The second is that levelling up cannot work without handing power to local government or community associations. Until very recently, it looked as if the government was pulling back from radical devolution in favour of a more top-down approach. But the overwhelming consensus of the conference was that the grip of the gentleman in Whitehall must be loosened. Mr O’Brien waxed lyrical, not only about giving more power to existing mayors (who represent 40% of the population and a slightly higher share of the economy), but about extending devolution to the counties.

The third is that levelling up is as much about quality of life as about infrastructure and economic development. Rachel Wolf, one of the authors of the party’s 2019 manifesto, argued for paying close attention to small signs that a community is cared for or neglected—such contrasting indications as the prevalence of hanging baskets and graffiti on war memorials. This way of thinking not only strengthens the case for giving people power to make decisions about their own communities, but shifts the policy focus away from conventional tools of regeneration, such as building a new retail park, to smaller, bespoke ways to improve lives.

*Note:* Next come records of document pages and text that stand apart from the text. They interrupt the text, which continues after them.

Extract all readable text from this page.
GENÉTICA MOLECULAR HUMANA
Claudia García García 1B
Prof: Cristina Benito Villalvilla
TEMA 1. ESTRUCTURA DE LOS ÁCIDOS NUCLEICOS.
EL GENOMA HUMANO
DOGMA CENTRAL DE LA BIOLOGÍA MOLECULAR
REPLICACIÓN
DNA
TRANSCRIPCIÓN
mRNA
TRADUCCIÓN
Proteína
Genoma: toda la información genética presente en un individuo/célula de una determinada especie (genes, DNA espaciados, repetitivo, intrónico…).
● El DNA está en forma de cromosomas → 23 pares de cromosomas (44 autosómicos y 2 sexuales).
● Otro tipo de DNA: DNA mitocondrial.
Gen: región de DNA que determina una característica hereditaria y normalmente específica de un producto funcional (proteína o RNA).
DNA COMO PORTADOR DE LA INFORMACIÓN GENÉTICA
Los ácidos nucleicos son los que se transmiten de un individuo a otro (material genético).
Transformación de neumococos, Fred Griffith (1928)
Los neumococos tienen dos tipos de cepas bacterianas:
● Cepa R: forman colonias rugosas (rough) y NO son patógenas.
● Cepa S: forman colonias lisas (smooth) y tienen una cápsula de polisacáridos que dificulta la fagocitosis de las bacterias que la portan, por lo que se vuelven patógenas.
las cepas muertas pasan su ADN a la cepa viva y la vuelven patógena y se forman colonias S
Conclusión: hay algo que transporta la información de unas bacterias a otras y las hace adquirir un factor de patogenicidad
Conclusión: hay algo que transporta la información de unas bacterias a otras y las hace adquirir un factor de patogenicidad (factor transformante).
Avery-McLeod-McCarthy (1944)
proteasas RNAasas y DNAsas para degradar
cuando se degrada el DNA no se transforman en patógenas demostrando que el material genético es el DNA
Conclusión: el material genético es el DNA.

Is Britain capable of levelling up? It has a long record of promising, and failing, to decentralise its economy and to upgrade technical education. The prime minister’s determination to cut off cheap foreign labour could also prove counter-productive in the short term by starving care homes of carers and road-builders of navvies, and, in the longer term, by slowing growth. Mr Johnson’s allies claim that depriving the labour market of workers will force companies to increase productivity. But economy-wide improvements will not be easy. The population is much older than in the 1980s, when the Tories last set about restructuring Britain. Increasing productivity is also much harder in a service-oriented economy such as Britain’s: such obvious measures as shifting to remote consultations in the health service and remote lectures in universities have provoked widespread opposition.

One more heave

As a classicist, Mr Johnson will be familiar with the tale of Sisyphus, who was punished for cheating death by being forced to roll a boulder up a hill, only to have it roll back down every time it neared the top. There is a good chance that, thanks to Britain’s longstanding bias towards London and problems with productivity, levelling up will amount to another such endless, thankless grind. There is no reason to think the economy is less London-centric now than it was when Mr Johnson took over. But there is also no doubt that the Conservatives are determined to put their shoulders to the task.